Why does malloc() fail when there is enough memory?

Question

I\'m using a server with 128GB memory to do some computation. I need to malloc() a 2D float array of size 56120 * 56120. An example code is as follows:

Answer 1

As other have pointed out, 56120*56120 overflows int math on OP's platform. That is undefined behavior (UB).

malloc(size_t x) takes a size_t argument and the values passed to it is best calculated using at least size_t math. By reversing the multiplication order, this is accomplished. sizeof(float) * num cause num to be widened to at least size_t before the multiplication.

int num = 56120,i,j;
// ls = (float *)malloc((num * num)*sizeof(float));
ls = (float *) malloc(sizeof(float) * num * num);

Even though this prevents UB, This does not prevent overflow as mathematically sizeof(float)*56120*56120 may still exceed SIZE_MAX.

Code could detect potential overflow beforehand.

if (num < 0 || SIZE_MAX/sizeof(float)/num < num) Handle_Error();

No need to cast the result of malloc().
Using the size of the referenced variable is easier to code and maintain than sizing to the type.
When num == 0, malloc(0) == NULL is not necessarily an out-of-memory.
All together:

int num = 56120;
if (num < 0 || ((num > 0) && SIZE_MAX/(sizeof *ls)/num < num)) {
  Handle_Error();
}
ls = malloc(sizeof *ls * num * num);
if (ls == NULL && num != 0) {
  Handle_OOM();
}

Answer 2

The problem is, that your calculation

(num * num) * sizeof(float)

is done as 32-bit signed integer calculation and the result for num=56120 is

-4582051584

Which is then interpreted for size_t with a very huge value

18446744069127500032

You do not have so much memory ;) This is the reason why malloc() fails.

Cast num to size_t in the calculation of malloc, then it should work as expected.

Answer 3

float ls[3149454400]; is an array with automatic storage type, which is usually allocated on the process stack.

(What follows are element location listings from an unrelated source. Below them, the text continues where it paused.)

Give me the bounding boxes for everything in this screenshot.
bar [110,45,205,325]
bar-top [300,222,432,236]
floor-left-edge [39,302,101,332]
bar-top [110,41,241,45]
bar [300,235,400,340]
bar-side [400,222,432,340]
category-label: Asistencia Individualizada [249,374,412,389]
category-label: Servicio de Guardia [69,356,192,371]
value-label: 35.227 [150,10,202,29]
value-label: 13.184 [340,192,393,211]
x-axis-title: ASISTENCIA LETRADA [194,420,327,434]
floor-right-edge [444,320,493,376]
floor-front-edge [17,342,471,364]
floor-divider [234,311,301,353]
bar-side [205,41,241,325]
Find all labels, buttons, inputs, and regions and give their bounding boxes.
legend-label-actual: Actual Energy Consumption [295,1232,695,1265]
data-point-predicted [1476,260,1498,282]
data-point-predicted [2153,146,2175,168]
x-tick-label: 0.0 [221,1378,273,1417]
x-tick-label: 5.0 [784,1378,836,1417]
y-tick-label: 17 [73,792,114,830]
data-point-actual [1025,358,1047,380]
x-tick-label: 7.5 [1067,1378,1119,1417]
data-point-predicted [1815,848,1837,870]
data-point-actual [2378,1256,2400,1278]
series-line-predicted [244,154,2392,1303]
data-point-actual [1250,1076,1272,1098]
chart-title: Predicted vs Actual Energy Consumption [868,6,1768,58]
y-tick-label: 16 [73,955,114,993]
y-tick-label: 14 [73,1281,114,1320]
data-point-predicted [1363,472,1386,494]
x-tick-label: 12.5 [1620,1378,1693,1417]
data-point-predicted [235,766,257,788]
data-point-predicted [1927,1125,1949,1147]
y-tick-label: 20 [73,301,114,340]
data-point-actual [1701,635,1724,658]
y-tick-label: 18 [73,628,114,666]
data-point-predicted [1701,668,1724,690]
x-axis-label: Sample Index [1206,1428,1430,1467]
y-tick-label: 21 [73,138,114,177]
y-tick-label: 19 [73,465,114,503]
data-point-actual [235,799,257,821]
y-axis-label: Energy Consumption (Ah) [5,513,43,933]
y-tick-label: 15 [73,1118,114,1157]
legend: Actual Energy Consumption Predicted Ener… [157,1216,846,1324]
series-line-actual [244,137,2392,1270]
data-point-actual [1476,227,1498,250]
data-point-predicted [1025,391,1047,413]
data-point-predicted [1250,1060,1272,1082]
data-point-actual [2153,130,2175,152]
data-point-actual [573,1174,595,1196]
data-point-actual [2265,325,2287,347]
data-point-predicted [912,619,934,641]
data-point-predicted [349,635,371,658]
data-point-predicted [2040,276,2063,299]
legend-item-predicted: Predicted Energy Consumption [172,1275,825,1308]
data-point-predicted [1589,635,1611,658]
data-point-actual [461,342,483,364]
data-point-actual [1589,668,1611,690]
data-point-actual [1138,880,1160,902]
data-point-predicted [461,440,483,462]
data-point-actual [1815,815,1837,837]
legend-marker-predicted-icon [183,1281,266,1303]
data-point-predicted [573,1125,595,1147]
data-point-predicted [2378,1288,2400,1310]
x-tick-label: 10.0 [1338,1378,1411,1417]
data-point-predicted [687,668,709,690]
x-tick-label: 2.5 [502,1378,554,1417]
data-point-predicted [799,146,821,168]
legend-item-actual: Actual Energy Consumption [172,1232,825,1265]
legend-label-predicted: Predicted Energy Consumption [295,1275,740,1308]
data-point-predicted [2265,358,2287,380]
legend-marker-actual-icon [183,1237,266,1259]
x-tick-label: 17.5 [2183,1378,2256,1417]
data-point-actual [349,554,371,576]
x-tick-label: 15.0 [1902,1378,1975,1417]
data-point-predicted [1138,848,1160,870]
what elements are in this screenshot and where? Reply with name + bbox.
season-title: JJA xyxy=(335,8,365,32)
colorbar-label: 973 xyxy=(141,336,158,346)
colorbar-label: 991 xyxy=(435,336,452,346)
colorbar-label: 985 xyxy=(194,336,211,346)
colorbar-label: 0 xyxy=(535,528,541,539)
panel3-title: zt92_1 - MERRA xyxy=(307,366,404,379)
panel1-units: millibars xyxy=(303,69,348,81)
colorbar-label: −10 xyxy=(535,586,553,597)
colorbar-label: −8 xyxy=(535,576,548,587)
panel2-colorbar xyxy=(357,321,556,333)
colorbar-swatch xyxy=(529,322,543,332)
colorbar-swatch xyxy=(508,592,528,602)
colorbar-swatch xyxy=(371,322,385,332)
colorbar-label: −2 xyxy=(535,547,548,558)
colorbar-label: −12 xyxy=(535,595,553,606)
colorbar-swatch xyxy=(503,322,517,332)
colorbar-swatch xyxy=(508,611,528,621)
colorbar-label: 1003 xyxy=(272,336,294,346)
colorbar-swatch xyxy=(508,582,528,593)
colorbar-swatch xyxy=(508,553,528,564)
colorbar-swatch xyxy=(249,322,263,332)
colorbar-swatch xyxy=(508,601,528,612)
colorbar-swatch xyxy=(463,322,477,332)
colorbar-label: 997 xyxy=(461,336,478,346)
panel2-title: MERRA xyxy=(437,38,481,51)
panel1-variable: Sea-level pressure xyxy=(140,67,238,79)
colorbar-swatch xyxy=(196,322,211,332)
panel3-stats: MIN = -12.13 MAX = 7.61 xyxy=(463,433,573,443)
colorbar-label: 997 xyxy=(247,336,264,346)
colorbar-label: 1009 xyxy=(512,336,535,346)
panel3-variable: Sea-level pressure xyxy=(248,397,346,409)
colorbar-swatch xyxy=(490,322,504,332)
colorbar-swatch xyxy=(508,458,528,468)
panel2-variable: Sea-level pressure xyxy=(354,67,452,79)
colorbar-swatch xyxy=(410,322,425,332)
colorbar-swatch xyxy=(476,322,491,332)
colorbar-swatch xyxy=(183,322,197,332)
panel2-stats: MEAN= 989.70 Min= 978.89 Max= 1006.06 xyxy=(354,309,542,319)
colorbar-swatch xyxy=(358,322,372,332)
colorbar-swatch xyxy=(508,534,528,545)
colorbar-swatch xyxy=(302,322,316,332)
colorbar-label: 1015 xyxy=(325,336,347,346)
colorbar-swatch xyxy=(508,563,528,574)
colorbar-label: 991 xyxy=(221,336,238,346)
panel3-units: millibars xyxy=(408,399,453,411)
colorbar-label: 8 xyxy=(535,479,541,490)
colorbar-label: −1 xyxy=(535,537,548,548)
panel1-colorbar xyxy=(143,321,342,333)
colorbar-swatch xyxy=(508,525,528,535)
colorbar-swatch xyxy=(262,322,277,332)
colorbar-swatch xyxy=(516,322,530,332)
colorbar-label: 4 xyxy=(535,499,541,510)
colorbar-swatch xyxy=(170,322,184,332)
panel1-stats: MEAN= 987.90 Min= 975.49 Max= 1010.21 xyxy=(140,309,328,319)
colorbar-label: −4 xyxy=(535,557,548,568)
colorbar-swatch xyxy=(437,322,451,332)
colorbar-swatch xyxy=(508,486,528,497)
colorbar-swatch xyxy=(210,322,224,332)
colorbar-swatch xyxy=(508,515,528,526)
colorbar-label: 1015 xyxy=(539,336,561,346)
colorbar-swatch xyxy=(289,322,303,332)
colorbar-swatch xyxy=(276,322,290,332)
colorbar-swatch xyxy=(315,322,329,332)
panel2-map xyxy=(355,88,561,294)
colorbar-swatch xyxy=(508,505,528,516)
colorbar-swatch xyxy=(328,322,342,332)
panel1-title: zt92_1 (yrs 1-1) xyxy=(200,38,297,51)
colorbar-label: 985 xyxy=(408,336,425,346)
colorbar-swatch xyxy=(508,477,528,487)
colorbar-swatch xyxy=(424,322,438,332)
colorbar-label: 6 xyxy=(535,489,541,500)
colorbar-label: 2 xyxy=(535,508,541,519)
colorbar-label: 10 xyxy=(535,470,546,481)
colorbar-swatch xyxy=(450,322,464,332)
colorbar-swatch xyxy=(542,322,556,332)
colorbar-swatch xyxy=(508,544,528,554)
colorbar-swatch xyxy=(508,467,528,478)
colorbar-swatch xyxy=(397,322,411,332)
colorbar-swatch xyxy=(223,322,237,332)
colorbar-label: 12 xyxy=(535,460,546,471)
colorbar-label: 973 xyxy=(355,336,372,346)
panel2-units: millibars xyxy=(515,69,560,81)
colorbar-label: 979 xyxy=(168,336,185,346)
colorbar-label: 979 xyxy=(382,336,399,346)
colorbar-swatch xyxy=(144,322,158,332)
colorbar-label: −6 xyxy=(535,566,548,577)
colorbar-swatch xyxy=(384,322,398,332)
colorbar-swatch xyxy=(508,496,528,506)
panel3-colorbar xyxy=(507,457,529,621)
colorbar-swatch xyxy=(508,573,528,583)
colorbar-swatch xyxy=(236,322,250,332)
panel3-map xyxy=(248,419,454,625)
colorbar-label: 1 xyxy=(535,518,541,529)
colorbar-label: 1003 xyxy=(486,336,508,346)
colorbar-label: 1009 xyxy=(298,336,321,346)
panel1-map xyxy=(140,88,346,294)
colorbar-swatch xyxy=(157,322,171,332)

A process stack is limited by default by a value much smaller than 12GB you are attempting to push there. So the segmentation fault you are observing is caused by the stack overflow, rather than by the malloc.

Answer 4

int num = 56120,i,j;
ls = (float *)malloc((num * num)*sizeof(float));

num * num is 56120*56120 which is 3149454400 which overflows a signed int which causes undefined behavoir.

The reason 40000 works is that 40000*40000 is representable as an int.

Change the type of num to long long (or even unsigned int)

Answer 5

This is in contrast to what others have written, but for me, changing the variable num to size_t from int allows allocation. It could be that num*num overflows the int for malloc. Doing malloc with 56120 * 56120 instead of num*num should throw an overflow error.